Saft PO Extraction

7-stage VLM pipeline for Saft America Valdosta Purchase Order ingestion. Upload any PO — Ariba, Satair, or direct customer layout — get structured JSON, Snake matches against the 9,425-article master data, and a trust score in seconds.

POST /extract

Unified extraction — upload PDF, PNG, JPG. Auto-converts to PDF, runs the full pipeline. Returns task_id for async polling.

POST /stage_0

Fast sync identification — customer ID (Verizon, Satair, Airbus, Bombardier, military primes…), PO number, layout family. Regex tier (~5ms) with Haiku VLM fallback (~1s).

GET /extract/{id}

Poll extraction result.
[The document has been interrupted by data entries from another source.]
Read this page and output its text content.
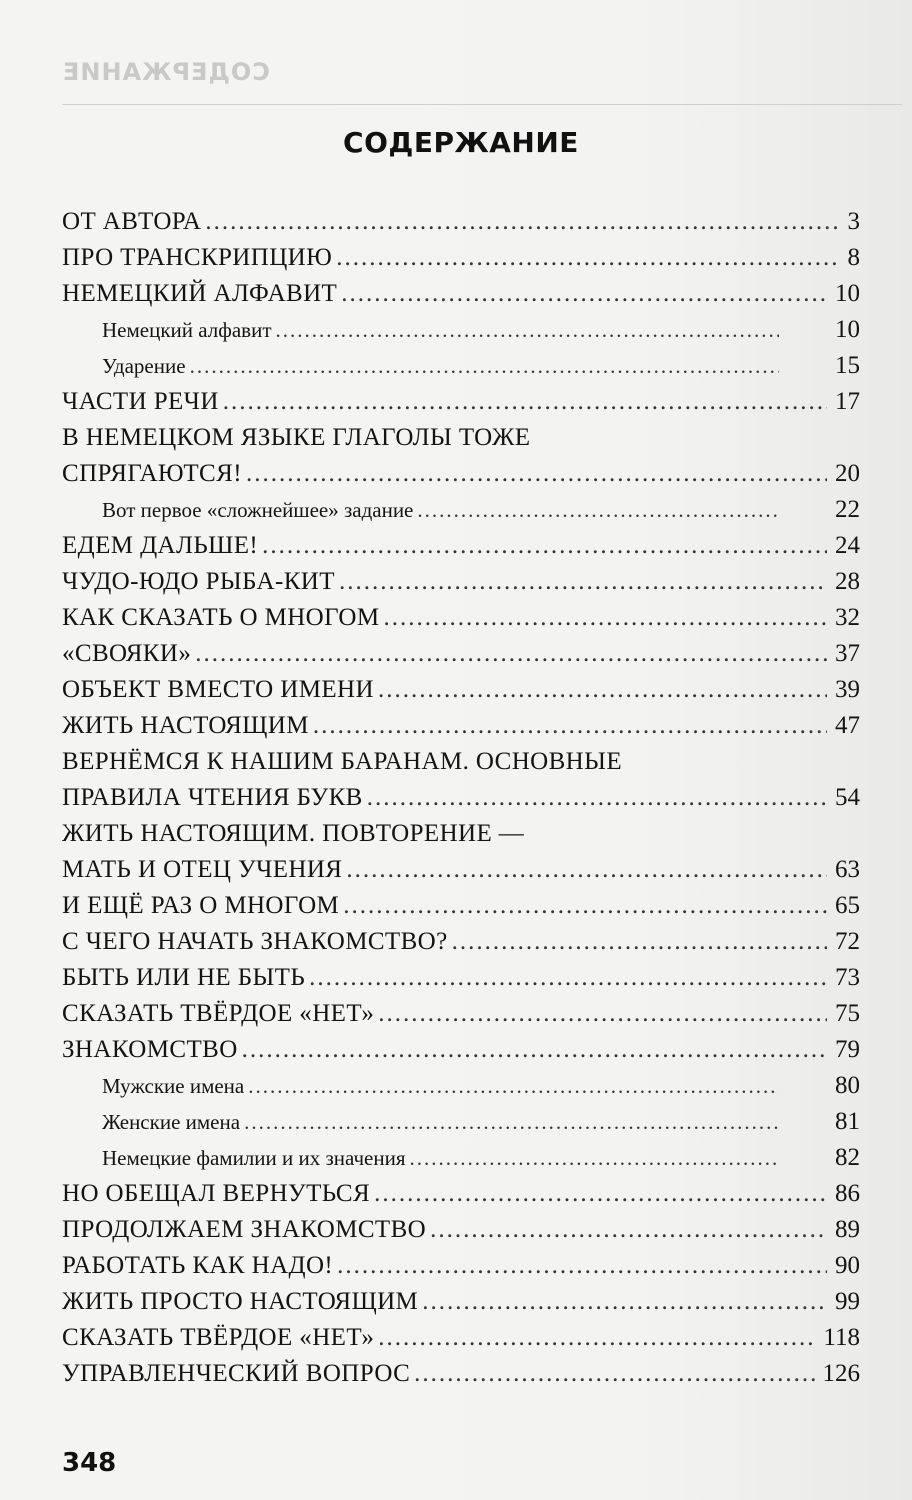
СОДЕРЖАНИЕ
СОДЕРЖАНИЕ
ОТ АВТОРА .....	3
ПРО ТРАНСКРИПЦИЮ .....	8
НЕМЕЦКИЙ АЛФАВИТ .....	10
Немецкий алфавит .....	10
Ударение .....	15
ЧАСТИ РЕЧИ .....	17
В НЕМЕЦКОМ ЯЗЫКЕ ГЛАГОЛЫ ТОЖЕ
СПРЯГАЮТСЯ! .....	20
Вот первое «сложнейшее» задание .....	22
ЕДЕМ ДАЛЬШЕ! .....	24
ЧУДО-ЮДО РЫБА-КИТ .....	28
КАК СКАЗАТЬ О МНОГОМ .....	32
«СВОЯКИ» .....	37
ОБЪЕКТ ВМЕСТО ИМЕНИ .....	39
ЖИТЬ НАСТОЯЩИМ .....	47
ВЕРНЁМСЯ К НАШИМ БАРАНАМ. ОСНОВНЫЕ
ПРАВИЛА ЧТЕНИЯ БУКВ .....	54
ЖИТЬ НАСТОЯЩИМ. ПОВТОРЕНИЕ —
МАТЬ И ОТЕЦ УЧЕНИЯ .....	63
И ЕЩЁ РАЗ О МНОГОМ .....	65
С ЧЕГО НАЧАТЬ ЗНАКОМСТВО? .....	72
БЫТЬ ИЛИ НЕ БЫТЬ .....	73
СКАЗАТЬ ТВЁРДОЕ «НЕТ» .....	75
ЗНАКОМСТВО .....	79
Мужские имена .....	80
Женские имена .....	81
Немецкие фамилии и их значения .....	82
НО ОБЕЩАЛ ВЕРНУТЬСЯ .....	86
ПРОДОЛЖАЕМ ЗНАКОМСТВО .....	89
РАБОТАТЬ КАК НАДО! .....	90
ЖИТЬ ПРОСТО НАСТОЯЩИМ .....	99
СКАЗАТЬ ТВЁРДОЕ «НЕТ» .....	118
УПРАВЛЕНЧЕСКИЙ ВОПРОС .....	126
348
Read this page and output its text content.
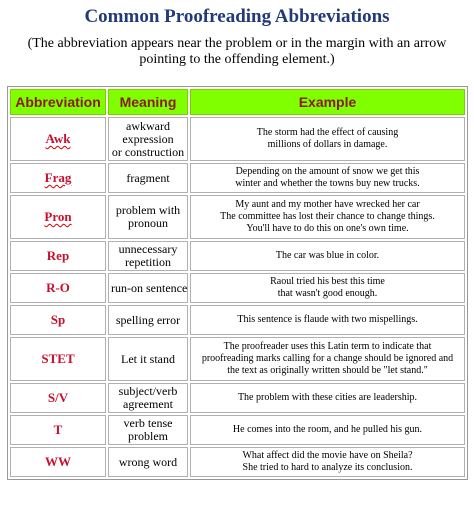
Common Proofreading Abbreviations
(The abbreviation appears near the problem or in the margin with an arrow pointing to the offending element.)
Abbreviation	Meaning	Example
Awk	awkward
expression
or construction	The storm had the effect of causing
millions of dollars in damage.

Frag	fragment	Depending on the amount of snow we get this
winter and whether the towns buy new trucks.

Pron	problem with
pronoun	My aunt and my mother have wrecked her car
The committee has lost their chance to change things.
You'll have to do this on one's own time.

Rep	unnecessary
repetition	The car was blue in color.

R-O	run-on sentence	Raoul tried his best this time
that wasn't good enough.

Sp	spelling error	This sentence is flaude with two mispellings.

STET	Let it stand	The proofreader uses this Latin term to indicate that
proofreading marks calling for a change should be ignored and
the text as originally written should be "let stand."

S/V	subject/verb
agreement	The problem with these cities are leadership.

T	verb tense
problem	He comes into the room, and he pulled his gun.

WW	wrong word	What affect did the movie have on Sheila?
She tried to hard to analyze its conclusion.
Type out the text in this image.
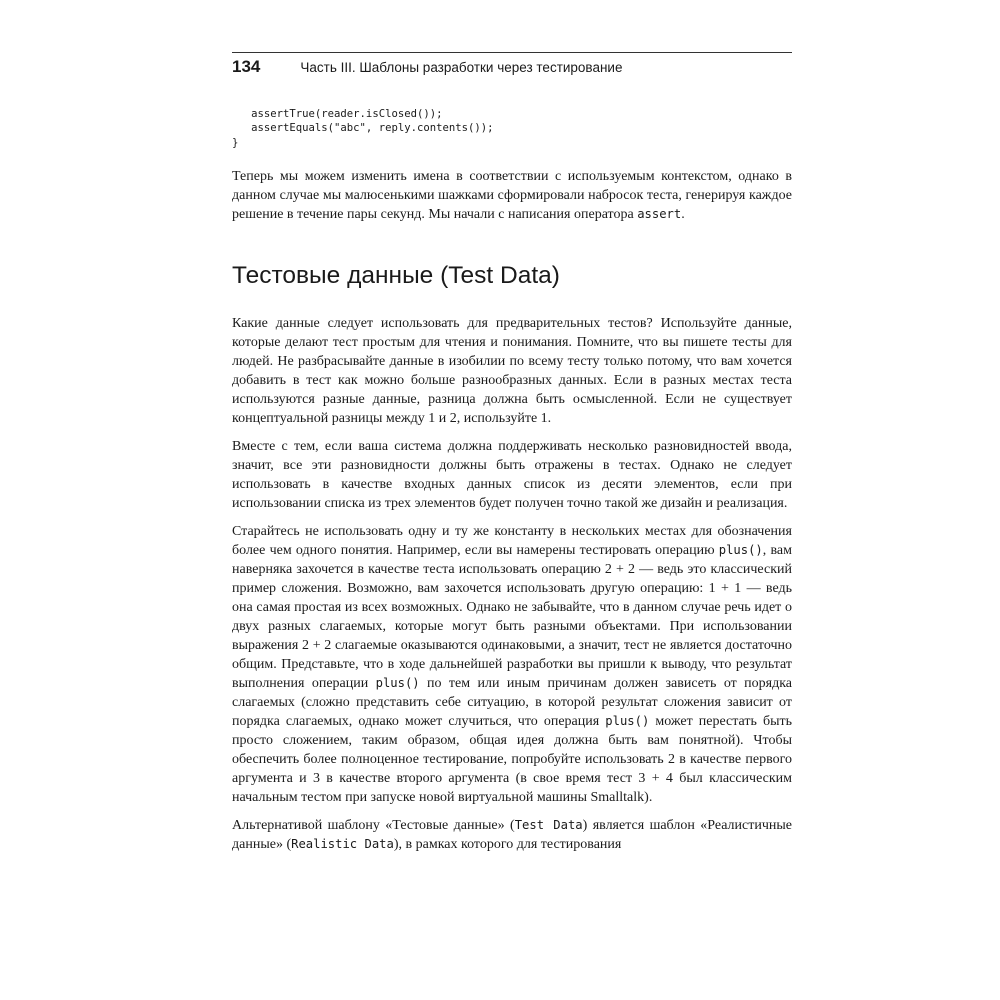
134	Часть III. Шаблоны разработки через тестирование
assertTrue(reader.isClosed());
assertEquals("abc", reply.contents());
}

Теперь мы можем изменить имена в соответствии с используемым контекстом, однако в данном случае мы малюсенькими шажками сформировали набросок теста, генерируя каждое решение в течение пары секунд. Мы начали с написания оператора assert.

Тестовые данные (Test Data)

Какие данные следует использовать для предварительных тестов? Используйте данные, которые делают тест простым для чтения и понимания. Помните, что вы пишете тесты для людей. Не разбрасывайте данные в изобилии по всему тесту только потому, что вам хочется добавить в тест как можно больше разнообразных данных. Если в разных местах теста используются разные данные, разница должна быть осмысленной. Если не существует концептуальной разницы между 1 и 2, используйте 1.

Вместе с тем, если ваша система должна поддерживать несколько разновидностей ввода, значит, все эти разновидности должны быть отражены в тестах. Однако не следует использовать в качестве входных данных список из десяти элементов, если при использовании списка из трех элементов будет получен точно такой же дизайн и реализация.

Старайтесь не использовать одну и ту же константу в нескольких местах для обозначения более чем одного понятия. Например, если вы намерены тестировать операцию plus(), вам наверняка захочется в качестве теста использовать операцию 2 + 2 — ведь это классический пример сложения. Возможно, вам захочется использовать другую операцию: 1 + 1 — ведь она самая простая из всех возможных. Однако не забывайте, что в данном случае речь идет о двух разных слагаемых, которые могут быть разными объектами. При использовании выражения 2 + 2 слагаемые оказываются одинаковыми, а значит, тест не является достаточно общим. Представьте, что в ходе дальнейшей разработки вы пришли к выводу, что результат выполнения операции plus() по тем или иным причинам должен зависеть от порядка слагаемых (сложно представить себе ситуацию, в которой результат сложения зависит от порядка слагаемых, однако может случиться, что операция plus() может перестать быть просто сложением, таким образом, общая идея должна быть вам понятной). Чтобы обеспечить более полноценное тестирование, попробуйте использовать 2 в качестве первого аргумента и 3 в качестве второго аргумента (в свое время тест 3 + 4 был классическим начальным тестом при запуске новой виртуальной машины Smalltalk).

Альтернативой шаблону «Тестовые данные» (Test Data) является шаблон «Реалистичные данные» (Realistic Data), в рамках которого для тестирования
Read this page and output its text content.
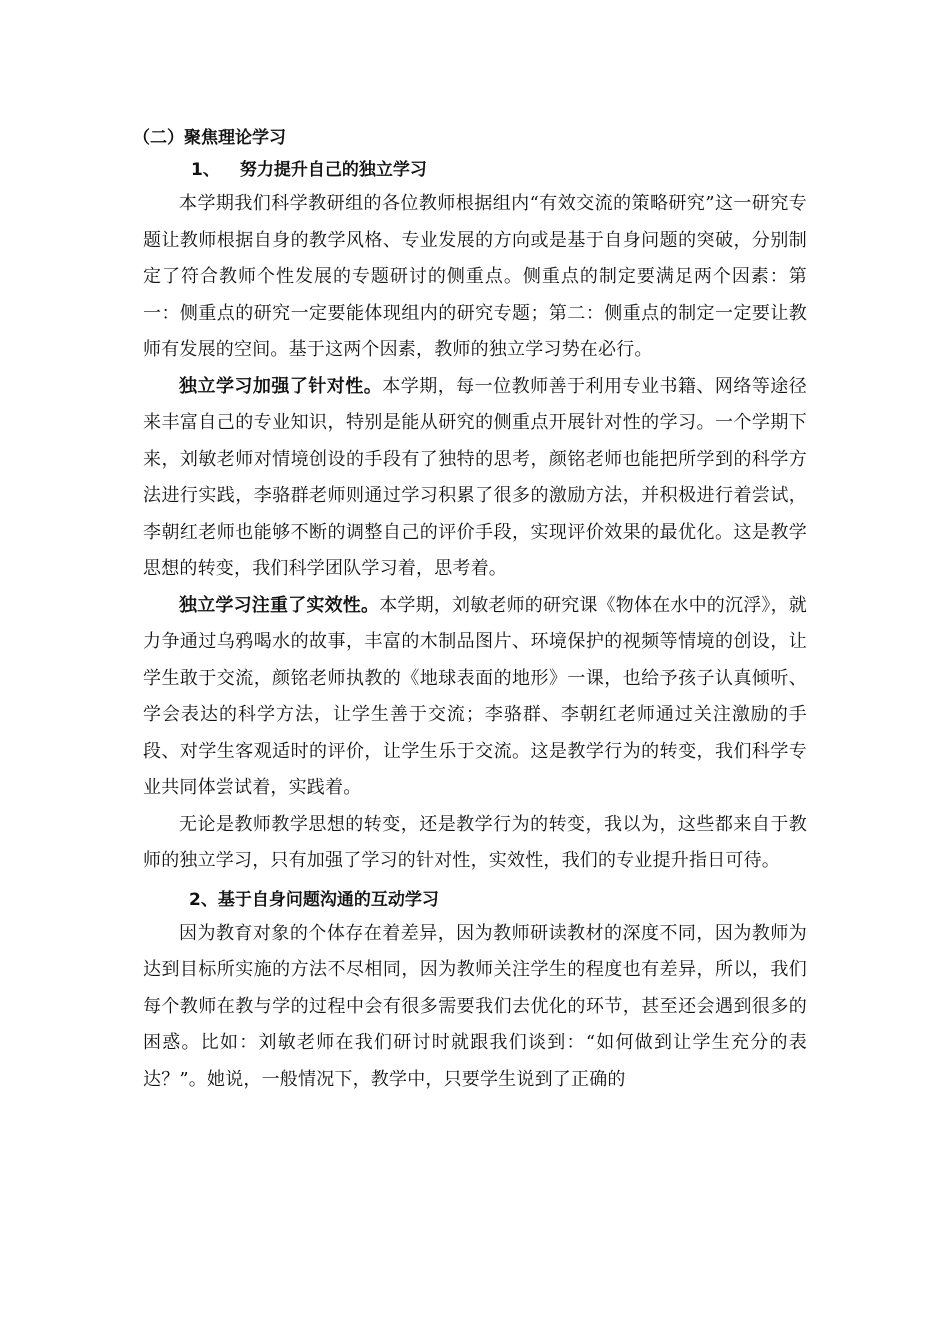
（二）聚焦理论学习
1、 努力提升自己的独立学习

本学期我们科学教研组的各位教师根据组内“有效交流的策略研究”这一研究专题让教师根据自身的教学风格、专业发展的方向或是基于自身问题的突破，分别制定了符合教师个性发展的专题研讨的侧重点。侧重点的制定要满足两个因素：第一：侧重点的研究一定要能体现组内的研究专题；第二：侧重点的制定一定要让教师有发展的空间。基于这两个因素，教师的独立学习势在必行。

独立学习加强了针对性。本学期，每一位教师善于利用专业书籍、网络等途径来丰富自己的专业知识，特别是能从研究的侧重点开展针对性的学习。一个学期下来，刘敏老师对情境创设的手段有了独特的思考，颜铭老师也能把所学到的科学方法进行实践，李骆群老师则通过学习积累了很多的激励方法，并积极进行着尝试，李朝红老师也能够不断的调整自己的评价手段，实现评价效果的最优化。这是教学思想的转变，我们科学团队学习着，思考着。

独立学习注重了实效性。本学期，刘敏老师的研究课《物体在水中的沉浮》，就力争通过乌鸦喝水的故事，丰富的木制品图片、环境保护的视频等情境的创设，让学生敢于交流，颜铭老师执教的《地球表面的地形》一课，也给予孩子认真倾听、学会表达的科学方法，让学生善于交流；李骆群、李朝红老师通过关注激励的手段、对学生客观适时的评价，让学生乐于交流。这是教学行为的转变，我们科学专业共同体尝试着，实践着。

无论是教师教学思想的转变，还是教学行为的转变，我以为，这些都来自于教师的独立学习，只有加强了学习的针对性，实效性，我们的专业提升指日可待。

2、基于自身问题沟通的互动学习

因为教育对象的个体存在着差异，因为教师研读教材的深度不同，因为教师为达到目标所实施的方法不尽相同，因为教师关注学生的程度也有差异，所以，我们每个教师在教与学的过程中会有很多需要我们去优化的环节，甚至还会遇到很多的困惑。比如：刘敏老师在我们研讨时就跟我们谈到：“如何做到让学生充分的表达？”。她说，一般情况下，教学中，只要学生说到了正确的
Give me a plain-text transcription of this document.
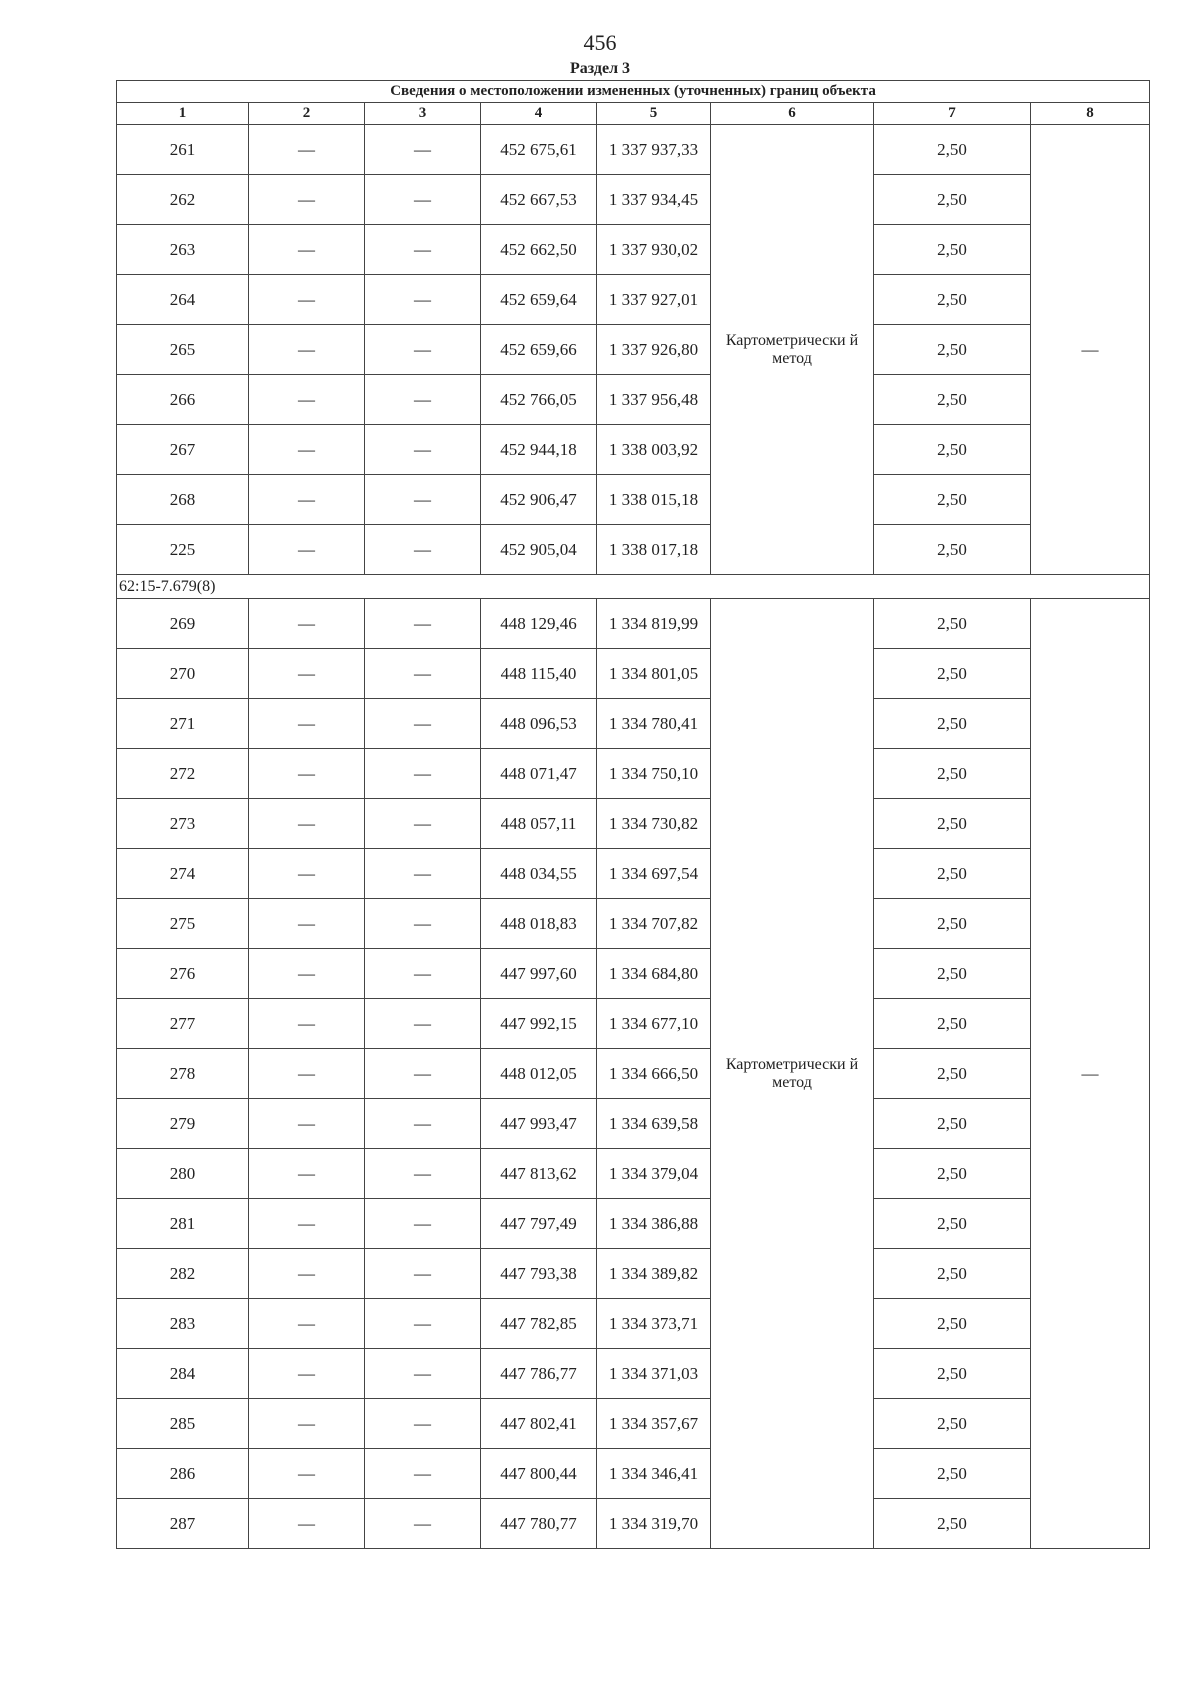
456
Раздел 3
Сведения о местоположении измененных (уточненных) границ объекта							
1	2	3	4	5	6	7	8
261	—	—	452 675,61	1 337 937,33	Картометрически й метод	2,50	—
262	—	—	452 667,53	1 337 934,45		2,50	
263	—	—	452 662,50	1 337 930,02		2,50	
264	—	—	452 659,64	1 337 927,01		2,50	
265	—	—	452 659,66	1 337 926,80		2,50	
266	—	—	452 766,05	1 337 956,48		2,50	
267	—	—	452 944,18	1 338 003,92		2,50	
268	—	—	452 906,47	1 338 015,18		2,50	
225	—	—	452 905,04	1 338 017,18		2,50	
62:15-7.679(8)							
269	—	—	448 129,46	1 334 819,99	Картометрически й метод	2,50	—
270	—	—	448 115,40	1 334 801,05		2,50	
271	—	—	448 096,53	1 334 780,41		2,50	
272	—	—	448 071,47	1 334 750,10		2,50	
273	—	—	448 057,11	1 334 730,82		2,50	
274	—	—	448 034,55	1 334 697,54		2,50	
275	—	—	448 018,83	1 334 707,82		2,50	
276	—	—	447 997,60	1 334 684,80		2,50	
277	—	—	447 992,15	1 334 677,10		2,50	
278	—	—	448 012,05	1 334 666,50		2,50	
279	—	—	447 993,47	1 334 639,58		2,50	
280	—	—	447 813,62	1 334 379,04		2,50	
281	—	—	447 797,49	1 334 386,88		2,50	
282	—	—	447 793,38	1 334 389,82		2,50	
283	—	—	447 782,85	1 334 373,71		2,50	
284	—	—	447 786,77	1 334 371,03		2,50	
285	—	—	447 802,41	1 334 357,67		2,50	
286	—	—	447 800,44	1 334 346,41		2,50	
287	—	—	447 780,77	1 334 319,70		2,50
Returns full structured PO data with matching, validation flags, and routing decision.

Pipeline

0
Client ID — regex + Haiku, customer + PO number + layout family in ~5ms
1
Document Analyzer — classify Ariba / Satair / direct PO layout, skip terms pages
2
Unified Extractor — Sonnet VLM, USD decimals, EA/LB/FT units, dates like "10 Jul 2026"
3
Rules Engine — ISO dates, subtotal arithmetic, schedule-line merging
4
Snake Matcher — batteries / racks / straps / connectors against Saft Valdosta master data
5
Validation — Haiku cross-checks extraction vs original PDF
6
Router — auto-approve / human review based on trust score